A Norma Regulamentadora (NR) 17, do Ministério do Trabalho, lista uma série de regras que o empregador deve obedecer com o objetivo de garantir um ambiente de trabalho seguro e confortável. Trata-se da ergonomia, um conjunto de medidas necessárias para amenizar os danos do trabalho à saúde do trabalhador.

Em relação ao manuseio de cargas, por exemplo, a NR 17 proíbe o levantamento de pesos que prejudiquem claramente a saúde física do trabalhador. Nesse caso, a empresa deve pensar em técnicas e instrumentos para facilitar a tarefa. Além disso, o empregador é obrigado a oferecer treinamento quanto aos métodos de trabalho. Esse ponto é fundamental para prevenir acidentes e preservar a integridade dos empregados.

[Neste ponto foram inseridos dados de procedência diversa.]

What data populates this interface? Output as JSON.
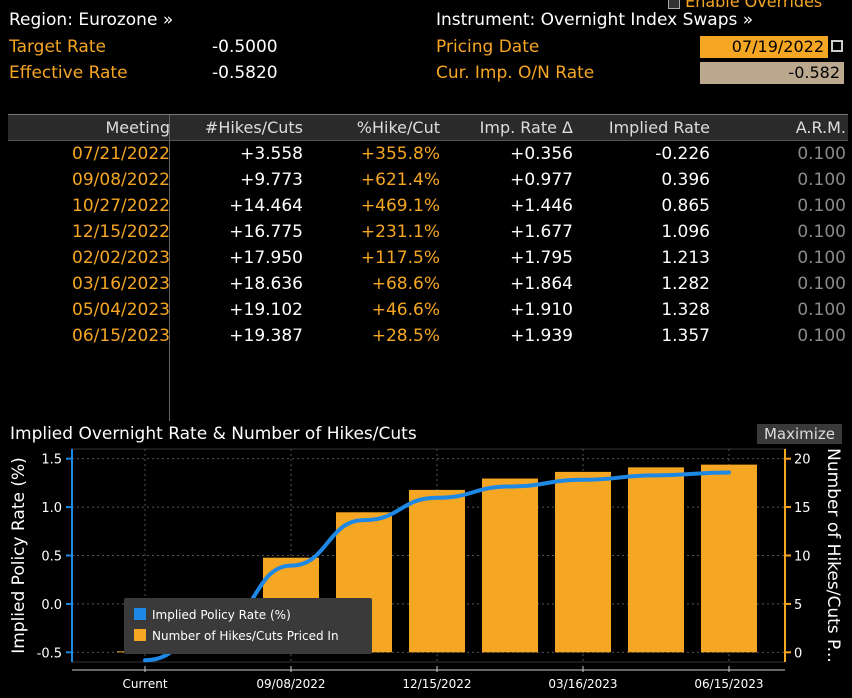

Quando a atividade só pode ser feita em pé, como é o caso de muitos trabalhadores da panificação, alguns cuidados são essenciais. A altura da superfície de trabalho precisa ser apropriada à atividade desempenhada, os utensílios devem estar acessíveis ao trabalhador e a disposição das superfícies e do maquinário não deve forçar os trabalhadores a movimentos irregulares. Esses cuidados são centrais para a prevenção de doenças ocupacionais como a lombalgia (dor permanente nas costas), a Lesão por Esforço Repetitivo (LER) e os Distúrbios Osteomusculares Relacionados ao Trabalho (DORT).

Além disso, o trabalhador da panificação geralmente está exposto a altas temperaturas. A utilização dos Equipamentos de Proteção Individual (EPIs) como luvas e roupas específicas é uma regra nesses casos. O patrão é obrigado a fornecer e substituir os EPIs sempre que for necessário, de acordo com a NR 6.

Para o presidente do STIP, Gilmar Servidoni, a preocupação com a integridade do trabalhador deve ser a prioridade dos patrões. “Alguns ramos, como o da panificação, oferecem muitos riscos à saúde dos trabalhadores. É preciso estar atento a essas irregularidades. Os patrões são obrigados a garantir um ambiente seguro e qualquer descaso deve ser comunicado ao sindicato”, orienta.